Críticas
3,0
Entretenida
El secreto de Adaline

La mujer sin edad

por Carlos Losilla

Esta es una película extraña para los tiempos que corren. Podría ser un melodrama de los años 40, una de esas women’s pictures que protagonizaron Joan Crawford o Bette Davis. Incluso su estética puede parecer demodé, imbuida de un halo intemporal, como si estuviera encerrada en una burbuja que la protegiera del tiempo que pasa. Pues bien, precisamente se trata de eso. Como en la obra maestra de Francis Coppola El hombre sin edad (2007), que mostraba a Tim Roth alcanzado por un rayo y convertido en espectro inmortal que atravesaba inopinadamente épocas y países a lo largo del siglo XX, Adaline (Bake Lively, una elección perfecta, una actriz de delicada liviandad) sufre un extraño accidente que le impide envejecer, y a partir de ahí empieza un recorrido vital que acaba convirtiéndose en una condena. La película la encuentra en nuestros días, empleada en una biblioteca y empeñada en pasar desapercibida, en huir de sí misma y de los demás en busca de un anonimato inalcanzable. La primera parte de El secreto de Adaline hace concebir esperanzas respecto a esta historia triste y desencantada, que hubiera podido transformarse en la tragedia de una mujer condenada a coexistir eternamente consigo misma, pero la segunda convierte este cuarto largometraje de Lee Toland Krieger en algo mucho más convencional, incluso anodino y vulgar. ¿Cómo puede ocurrir eso?

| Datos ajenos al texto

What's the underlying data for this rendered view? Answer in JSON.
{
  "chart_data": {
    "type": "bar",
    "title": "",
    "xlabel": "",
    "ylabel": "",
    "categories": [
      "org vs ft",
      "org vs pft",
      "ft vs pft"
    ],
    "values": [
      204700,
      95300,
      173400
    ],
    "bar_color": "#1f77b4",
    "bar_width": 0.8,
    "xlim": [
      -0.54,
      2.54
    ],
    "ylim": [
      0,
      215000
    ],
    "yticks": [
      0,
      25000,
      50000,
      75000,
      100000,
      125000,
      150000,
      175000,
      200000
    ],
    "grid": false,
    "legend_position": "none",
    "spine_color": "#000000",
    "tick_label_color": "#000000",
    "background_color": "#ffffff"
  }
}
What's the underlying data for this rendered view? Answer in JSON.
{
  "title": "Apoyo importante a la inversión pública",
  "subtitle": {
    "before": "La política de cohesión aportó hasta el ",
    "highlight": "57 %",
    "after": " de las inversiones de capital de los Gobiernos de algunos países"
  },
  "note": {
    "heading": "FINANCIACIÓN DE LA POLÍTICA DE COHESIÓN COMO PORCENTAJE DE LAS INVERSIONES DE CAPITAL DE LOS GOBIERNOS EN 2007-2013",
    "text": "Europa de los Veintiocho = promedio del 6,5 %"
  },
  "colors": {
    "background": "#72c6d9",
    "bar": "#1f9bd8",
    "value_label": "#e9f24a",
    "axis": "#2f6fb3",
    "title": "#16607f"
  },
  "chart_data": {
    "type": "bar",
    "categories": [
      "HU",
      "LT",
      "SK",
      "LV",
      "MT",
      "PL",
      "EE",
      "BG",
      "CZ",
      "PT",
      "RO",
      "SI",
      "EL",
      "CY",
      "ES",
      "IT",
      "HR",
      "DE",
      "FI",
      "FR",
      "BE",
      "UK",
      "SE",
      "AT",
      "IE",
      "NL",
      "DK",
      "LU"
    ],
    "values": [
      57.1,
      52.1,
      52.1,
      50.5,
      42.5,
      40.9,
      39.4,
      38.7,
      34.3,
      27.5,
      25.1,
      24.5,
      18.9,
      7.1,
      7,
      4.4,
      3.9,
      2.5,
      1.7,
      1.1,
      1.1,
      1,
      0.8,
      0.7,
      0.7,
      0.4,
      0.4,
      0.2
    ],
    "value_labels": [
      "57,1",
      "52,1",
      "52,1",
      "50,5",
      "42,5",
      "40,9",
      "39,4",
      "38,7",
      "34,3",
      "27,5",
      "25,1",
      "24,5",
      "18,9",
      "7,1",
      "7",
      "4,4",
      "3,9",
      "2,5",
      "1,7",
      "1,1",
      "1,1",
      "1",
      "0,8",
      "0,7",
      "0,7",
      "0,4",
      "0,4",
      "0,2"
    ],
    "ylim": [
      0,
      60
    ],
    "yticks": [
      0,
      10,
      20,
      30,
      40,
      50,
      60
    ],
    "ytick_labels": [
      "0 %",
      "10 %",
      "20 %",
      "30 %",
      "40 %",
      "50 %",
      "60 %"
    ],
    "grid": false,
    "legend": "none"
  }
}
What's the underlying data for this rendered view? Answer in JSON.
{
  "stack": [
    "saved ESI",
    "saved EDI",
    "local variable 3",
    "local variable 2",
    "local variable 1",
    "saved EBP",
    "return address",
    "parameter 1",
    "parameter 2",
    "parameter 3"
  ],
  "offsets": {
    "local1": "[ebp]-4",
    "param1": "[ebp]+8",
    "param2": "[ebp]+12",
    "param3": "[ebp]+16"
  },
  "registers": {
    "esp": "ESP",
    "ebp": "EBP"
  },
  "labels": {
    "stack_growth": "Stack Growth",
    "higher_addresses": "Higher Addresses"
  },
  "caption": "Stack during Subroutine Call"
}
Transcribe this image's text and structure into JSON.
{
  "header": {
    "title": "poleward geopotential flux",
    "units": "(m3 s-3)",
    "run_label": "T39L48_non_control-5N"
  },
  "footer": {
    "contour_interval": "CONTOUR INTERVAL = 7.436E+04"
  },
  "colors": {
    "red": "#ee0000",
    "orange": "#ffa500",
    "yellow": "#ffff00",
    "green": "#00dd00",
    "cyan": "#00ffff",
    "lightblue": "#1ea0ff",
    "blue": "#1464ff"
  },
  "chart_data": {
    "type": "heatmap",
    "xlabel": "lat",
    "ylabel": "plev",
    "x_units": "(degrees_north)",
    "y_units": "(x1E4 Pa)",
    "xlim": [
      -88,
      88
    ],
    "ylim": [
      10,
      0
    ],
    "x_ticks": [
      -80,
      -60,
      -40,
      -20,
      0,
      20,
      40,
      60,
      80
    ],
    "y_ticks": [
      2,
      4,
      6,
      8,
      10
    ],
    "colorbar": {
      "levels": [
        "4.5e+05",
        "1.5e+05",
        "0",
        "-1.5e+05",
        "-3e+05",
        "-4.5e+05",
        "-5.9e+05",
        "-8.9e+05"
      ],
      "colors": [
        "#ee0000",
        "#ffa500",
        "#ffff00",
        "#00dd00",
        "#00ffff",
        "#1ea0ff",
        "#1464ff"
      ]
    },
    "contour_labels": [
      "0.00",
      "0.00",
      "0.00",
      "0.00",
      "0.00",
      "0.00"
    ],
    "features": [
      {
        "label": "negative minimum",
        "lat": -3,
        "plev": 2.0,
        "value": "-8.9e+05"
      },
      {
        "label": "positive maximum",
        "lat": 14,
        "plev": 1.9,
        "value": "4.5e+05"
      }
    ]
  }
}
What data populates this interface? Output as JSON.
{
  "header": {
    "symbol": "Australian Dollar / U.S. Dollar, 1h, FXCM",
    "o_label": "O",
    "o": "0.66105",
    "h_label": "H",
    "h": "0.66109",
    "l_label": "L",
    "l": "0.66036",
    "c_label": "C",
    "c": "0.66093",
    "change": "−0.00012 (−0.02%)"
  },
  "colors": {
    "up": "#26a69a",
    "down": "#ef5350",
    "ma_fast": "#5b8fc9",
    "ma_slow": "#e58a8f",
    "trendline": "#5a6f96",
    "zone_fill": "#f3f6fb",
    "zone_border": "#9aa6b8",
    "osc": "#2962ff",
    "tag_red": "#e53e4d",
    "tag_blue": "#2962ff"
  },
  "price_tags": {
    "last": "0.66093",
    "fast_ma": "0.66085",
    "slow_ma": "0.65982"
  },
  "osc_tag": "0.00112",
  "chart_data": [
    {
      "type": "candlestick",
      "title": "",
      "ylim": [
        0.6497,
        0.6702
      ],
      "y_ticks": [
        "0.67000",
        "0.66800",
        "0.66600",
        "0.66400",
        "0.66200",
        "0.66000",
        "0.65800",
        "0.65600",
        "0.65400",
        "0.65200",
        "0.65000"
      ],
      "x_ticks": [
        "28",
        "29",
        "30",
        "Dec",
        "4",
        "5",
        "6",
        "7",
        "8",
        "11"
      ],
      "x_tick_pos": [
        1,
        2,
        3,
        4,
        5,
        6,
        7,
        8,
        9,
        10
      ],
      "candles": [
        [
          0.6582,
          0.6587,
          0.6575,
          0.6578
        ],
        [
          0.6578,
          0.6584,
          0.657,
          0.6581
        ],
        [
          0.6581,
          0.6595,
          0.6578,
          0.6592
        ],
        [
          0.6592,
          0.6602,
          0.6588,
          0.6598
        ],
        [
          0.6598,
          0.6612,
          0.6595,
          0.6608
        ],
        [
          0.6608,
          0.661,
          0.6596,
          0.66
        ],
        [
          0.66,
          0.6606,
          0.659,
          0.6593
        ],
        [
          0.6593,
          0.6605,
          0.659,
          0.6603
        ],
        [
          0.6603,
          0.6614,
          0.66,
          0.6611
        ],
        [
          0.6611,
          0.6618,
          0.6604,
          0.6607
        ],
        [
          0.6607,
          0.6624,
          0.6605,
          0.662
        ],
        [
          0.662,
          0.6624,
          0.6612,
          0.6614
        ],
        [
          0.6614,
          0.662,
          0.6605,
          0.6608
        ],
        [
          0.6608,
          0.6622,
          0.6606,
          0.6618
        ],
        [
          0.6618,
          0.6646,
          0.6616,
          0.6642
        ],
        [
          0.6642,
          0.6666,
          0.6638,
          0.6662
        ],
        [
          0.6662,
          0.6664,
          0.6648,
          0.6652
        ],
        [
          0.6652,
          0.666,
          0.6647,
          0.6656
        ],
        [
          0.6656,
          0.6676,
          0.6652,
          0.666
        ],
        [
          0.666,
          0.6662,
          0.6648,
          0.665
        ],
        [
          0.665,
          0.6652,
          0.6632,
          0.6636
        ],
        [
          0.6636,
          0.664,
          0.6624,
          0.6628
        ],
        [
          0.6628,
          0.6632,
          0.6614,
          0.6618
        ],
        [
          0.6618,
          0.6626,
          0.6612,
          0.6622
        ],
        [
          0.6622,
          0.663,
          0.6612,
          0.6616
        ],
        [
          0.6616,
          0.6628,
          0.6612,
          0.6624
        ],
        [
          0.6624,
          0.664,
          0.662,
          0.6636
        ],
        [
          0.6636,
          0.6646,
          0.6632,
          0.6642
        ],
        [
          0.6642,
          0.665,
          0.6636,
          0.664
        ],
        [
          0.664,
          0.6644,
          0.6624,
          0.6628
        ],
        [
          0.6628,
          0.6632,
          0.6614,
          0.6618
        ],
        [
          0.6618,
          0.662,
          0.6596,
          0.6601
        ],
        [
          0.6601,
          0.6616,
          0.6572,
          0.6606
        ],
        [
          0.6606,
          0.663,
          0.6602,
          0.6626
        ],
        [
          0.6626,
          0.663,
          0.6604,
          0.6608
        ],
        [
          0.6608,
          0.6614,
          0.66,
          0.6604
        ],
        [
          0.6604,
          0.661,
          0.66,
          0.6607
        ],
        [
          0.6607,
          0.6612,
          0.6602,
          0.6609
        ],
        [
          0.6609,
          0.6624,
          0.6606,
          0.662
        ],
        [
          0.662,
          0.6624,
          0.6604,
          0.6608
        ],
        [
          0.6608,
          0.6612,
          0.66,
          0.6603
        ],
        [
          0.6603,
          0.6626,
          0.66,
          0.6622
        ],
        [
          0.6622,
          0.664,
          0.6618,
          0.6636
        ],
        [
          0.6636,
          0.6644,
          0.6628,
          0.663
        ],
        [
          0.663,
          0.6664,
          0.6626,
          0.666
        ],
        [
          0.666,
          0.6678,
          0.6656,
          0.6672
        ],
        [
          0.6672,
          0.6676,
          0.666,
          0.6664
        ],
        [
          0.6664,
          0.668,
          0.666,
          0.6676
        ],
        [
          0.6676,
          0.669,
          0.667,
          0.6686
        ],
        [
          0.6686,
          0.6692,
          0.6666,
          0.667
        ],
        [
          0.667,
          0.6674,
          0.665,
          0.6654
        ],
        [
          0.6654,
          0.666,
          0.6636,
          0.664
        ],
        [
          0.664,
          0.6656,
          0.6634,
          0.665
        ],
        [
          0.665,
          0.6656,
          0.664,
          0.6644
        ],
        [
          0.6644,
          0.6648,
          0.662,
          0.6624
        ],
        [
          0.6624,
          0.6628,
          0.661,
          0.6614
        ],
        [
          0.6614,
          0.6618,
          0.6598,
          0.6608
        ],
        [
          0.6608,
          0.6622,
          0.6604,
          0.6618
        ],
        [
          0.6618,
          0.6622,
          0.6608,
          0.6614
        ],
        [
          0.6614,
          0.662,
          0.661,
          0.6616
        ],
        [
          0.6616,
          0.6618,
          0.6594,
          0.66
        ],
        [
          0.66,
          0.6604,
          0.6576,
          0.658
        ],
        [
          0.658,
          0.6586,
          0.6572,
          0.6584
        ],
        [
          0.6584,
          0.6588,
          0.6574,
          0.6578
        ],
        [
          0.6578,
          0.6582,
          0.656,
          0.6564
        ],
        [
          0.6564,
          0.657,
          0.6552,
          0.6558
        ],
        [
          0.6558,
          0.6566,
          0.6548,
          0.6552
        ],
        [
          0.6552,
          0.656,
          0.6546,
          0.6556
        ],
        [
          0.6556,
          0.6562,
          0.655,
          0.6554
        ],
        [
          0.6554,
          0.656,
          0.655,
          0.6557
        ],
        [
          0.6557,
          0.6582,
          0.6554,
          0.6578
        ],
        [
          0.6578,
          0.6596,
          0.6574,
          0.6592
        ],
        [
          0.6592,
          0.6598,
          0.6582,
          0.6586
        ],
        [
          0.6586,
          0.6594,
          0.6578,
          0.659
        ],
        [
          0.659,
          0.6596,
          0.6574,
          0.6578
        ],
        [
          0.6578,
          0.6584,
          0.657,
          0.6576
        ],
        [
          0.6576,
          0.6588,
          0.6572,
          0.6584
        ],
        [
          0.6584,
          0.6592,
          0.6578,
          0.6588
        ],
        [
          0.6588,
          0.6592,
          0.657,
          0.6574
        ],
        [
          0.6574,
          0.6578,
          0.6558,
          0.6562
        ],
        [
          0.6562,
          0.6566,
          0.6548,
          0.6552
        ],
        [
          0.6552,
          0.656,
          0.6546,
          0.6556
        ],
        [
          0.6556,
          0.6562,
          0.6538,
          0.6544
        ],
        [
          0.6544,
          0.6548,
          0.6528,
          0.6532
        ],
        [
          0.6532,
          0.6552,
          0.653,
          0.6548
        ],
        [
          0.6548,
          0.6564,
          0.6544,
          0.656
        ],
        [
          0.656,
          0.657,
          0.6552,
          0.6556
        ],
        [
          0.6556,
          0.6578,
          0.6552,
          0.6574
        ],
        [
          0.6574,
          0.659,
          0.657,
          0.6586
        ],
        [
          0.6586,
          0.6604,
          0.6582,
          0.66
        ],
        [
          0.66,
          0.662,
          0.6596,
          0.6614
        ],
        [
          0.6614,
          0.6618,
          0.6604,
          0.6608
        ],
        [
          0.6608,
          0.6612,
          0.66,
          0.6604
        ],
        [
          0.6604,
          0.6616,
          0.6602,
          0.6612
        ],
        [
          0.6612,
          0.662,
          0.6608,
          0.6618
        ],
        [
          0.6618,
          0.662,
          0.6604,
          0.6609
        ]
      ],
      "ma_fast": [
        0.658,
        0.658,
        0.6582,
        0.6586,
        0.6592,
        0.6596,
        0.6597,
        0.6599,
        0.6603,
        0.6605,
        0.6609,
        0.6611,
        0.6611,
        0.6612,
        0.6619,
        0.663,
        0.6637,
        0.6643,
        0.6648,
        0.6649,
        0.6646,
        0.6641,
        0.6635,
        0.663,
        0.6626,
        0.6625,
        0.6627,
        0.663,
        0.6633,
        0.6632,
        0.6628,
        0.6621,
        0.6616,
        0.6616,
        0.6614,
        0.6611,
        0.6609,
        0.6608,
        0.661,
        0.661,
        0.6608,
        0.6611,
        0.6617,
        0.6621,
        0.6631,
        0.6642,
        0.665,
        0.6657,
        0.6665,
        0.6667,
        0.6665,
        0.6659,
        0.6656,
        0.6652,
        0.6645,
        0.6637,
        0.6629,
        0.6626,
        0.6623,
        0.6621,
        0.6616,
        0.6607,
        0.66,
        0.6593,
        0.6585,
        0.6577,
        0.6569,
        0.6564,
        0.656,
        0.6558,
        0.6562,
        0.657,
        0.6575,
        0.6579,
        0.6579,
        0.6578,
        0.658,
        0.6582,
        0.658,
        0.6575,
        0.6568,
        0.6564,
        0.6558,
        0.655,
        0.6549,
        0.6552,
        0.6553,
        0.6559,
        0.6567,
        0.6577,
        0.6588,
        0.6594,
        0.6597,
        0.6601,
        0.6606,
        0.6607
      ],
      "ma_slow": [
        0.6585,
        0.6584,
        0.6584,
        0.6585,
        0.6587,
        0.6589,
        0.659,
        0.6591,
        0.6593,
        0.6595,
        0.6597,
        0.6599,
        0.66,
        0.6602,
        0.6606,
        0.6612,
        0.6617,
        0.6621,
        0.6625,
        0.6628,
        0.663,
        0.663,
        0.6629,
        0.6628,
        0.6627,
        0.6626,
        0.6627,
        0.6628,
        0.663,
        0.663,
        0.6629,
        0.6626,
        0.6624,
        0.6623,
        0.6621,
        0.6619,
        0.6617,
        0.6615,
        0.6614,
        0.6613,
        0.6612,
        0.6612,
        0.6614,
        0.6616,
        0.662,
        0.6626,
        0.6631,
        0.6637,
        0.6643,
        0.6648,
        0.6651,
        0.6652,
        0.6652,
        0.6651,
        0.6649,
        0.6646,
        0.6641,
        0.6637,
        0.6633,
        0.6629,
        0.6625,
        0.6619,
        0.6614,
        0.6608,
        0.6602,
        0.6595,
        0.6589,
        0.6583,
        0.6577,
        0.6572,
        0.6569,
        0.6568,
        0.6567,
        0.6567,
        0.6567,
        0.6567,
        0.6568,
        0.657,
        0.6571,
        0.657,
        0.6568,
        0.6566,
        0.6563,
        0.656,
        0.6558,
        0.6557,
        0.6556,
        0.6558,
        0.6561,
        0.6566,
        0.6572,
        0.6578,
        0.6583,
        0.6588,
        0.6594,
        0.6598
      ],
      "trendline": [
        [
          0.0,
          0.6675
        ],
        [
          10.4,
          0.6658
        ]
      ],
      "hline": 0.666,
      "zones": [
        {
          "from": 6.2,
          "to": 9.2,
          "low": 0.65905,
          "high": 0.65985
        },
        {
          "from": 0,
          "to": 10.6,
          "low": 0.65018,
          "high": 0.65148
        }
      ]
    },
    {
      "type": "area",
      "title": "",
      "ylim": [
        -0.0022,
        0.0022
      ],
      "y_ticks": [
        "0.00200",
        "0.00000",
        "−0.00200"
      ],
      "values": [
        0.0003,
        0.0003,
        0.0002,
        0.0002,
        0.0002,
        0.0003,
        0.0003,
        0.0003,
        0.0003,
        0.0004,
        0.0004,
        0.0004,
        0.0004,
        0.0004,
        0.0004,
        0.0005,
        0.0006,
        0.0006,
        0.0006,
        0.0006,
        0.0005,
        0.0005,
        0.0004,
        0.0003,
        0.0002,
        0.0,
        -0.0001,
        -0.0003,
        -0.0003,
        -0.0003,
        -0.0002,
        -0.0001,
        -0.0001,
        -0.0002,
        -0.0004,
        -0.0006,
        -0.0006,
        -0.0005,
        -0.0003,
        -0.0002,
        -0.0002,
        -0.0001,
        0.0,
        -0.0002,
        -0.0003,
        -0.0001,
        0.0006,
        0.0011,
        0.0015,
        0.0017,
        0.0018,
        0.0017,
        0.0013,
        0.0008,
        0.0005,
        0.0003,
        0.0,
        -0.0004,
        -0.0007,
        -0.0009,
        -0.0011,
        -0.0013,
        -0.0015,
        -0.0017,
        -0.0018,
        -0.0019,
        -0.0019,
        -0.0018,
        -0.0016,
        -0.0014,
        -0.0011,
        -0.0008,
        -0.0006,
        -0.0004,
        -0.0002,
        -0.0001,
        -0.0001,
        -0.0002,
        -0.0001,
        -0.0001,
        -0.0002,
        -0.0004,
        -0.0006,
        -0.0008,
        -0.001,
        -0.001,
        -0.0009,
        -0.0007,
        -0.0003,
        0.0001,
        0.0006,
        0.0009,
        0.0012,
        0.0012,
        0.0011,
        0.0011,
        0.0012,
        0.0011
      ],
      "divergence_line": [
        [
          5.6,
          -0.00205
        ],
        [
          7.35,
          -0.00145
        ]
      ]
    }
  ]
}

Todo depende de lo que enten damos por “romanticismo”. Mientras vamos conociendo el (interminable) pasado de Adaline, o introduciéndonos sibilinamente en su vida cotidiana de solitaria melancólica en San Francisco (ciudad asociada al inicio con un pasado elegante y misterioso, en la gran tradición de Vértigo), el personaje y el ambiente adquieren una coloración indefinida, y la protagonista pasa por la pantalla como un fantasma, alguien que vive permanentemente entre dos mundos. En una escena, por ejemplo, Adaline encuentra unos noticiarios antiguos y su proyección, en una habitación en penumbra de su lugar de trabajo, sirve para contar su historia y también para asociarla con un tiempo sin tiempo, con esas imágenes en las que una vez vivió y a la vez con el universo en el que ahora se encuentra perdida. En otro momento, una fiesta de Nochevieja es utilizada igualmente como instante de transición, entre un año y otro, pero también entre la vida pasada de Adaline y un futuro que se le presenta siempre igual a sí mismo, como si su existencia fuera una línea interminable sobre la que debe andar eternamente en precario equilibrio. Sin embargo, en esa misma fiesta, conoce a un tal Ellis (Michiel Huisman), un joven millonario que se enamora de ella, y entonces no solo cambia su vida, sino también la película. Ese “romanticismo” triste y reflexivo que domina algunas escenas iniciales se convierte en otro “romanticismo”, en el peor estilo del Hollywood actual, como si hubiéramos cambiado de escenario y de repente nos encontráramos en una de esas historias de amor pretendidamente sensibles en las que un actor como Richard Gere puede lucir camisas impolutas de colores pastel y una actriz como Diane Lane dejar caer sobre su rostro una impecable melena castaña mientras caen las hojas de los árboles sobre paisajes crepusculares.

En efecto, lo que viene a partir de ese momento no tiene ningún interés, incluida una subtrama que enfrenta a la pobre Adaline nada menos que con Harrison Ford, el padre del jovenzuelo, con quien mantuvo un romance en una de sus muchas juventudes. Situada en una bonita casa en el campo, esas escenas ya no muestran al espectro que flota en un universo inexistente, sino a una mujer más bien vulgar, que quiere seguir luchando por mantener su secreto en el interior de una torpe intriga amorosa. En ese momento me pregunto si la discreta fascinación que había ejercido en mí la película en su primera mitad no ha sido un espejismo. Y si todo ello no estaba simplemente destinado a actuar como prólogo de esta serie de secuencias finales más bien bochornosas. Da lo mismo, me digo. El hecho es que la tradición del cine americano aún es capaz de actuar como una maquinaria independiente, remontarse a su pasado (como Adaline) con el fin de resucitar una cierta mítica del género y de los personajes que puede actuar ante nosotros como un espejismo. Esa es su grandeza y a la vez su miseria, pues luego se impone la realidad y resulta que Adaline es una mujer corriente, que solo quiere un poco de compañía y ser, en fin, una persona normal.

Lo mejor: ciertas escenas que provienen más de la gran tradición del melodrama fantástico holllywoodiense que del buen hacer del director, por otro lado más que dudoso.

Lo peor: una deriva que nos lleva a lo que realmente le importa a la película, una desaliñada y ridícula historia de amor.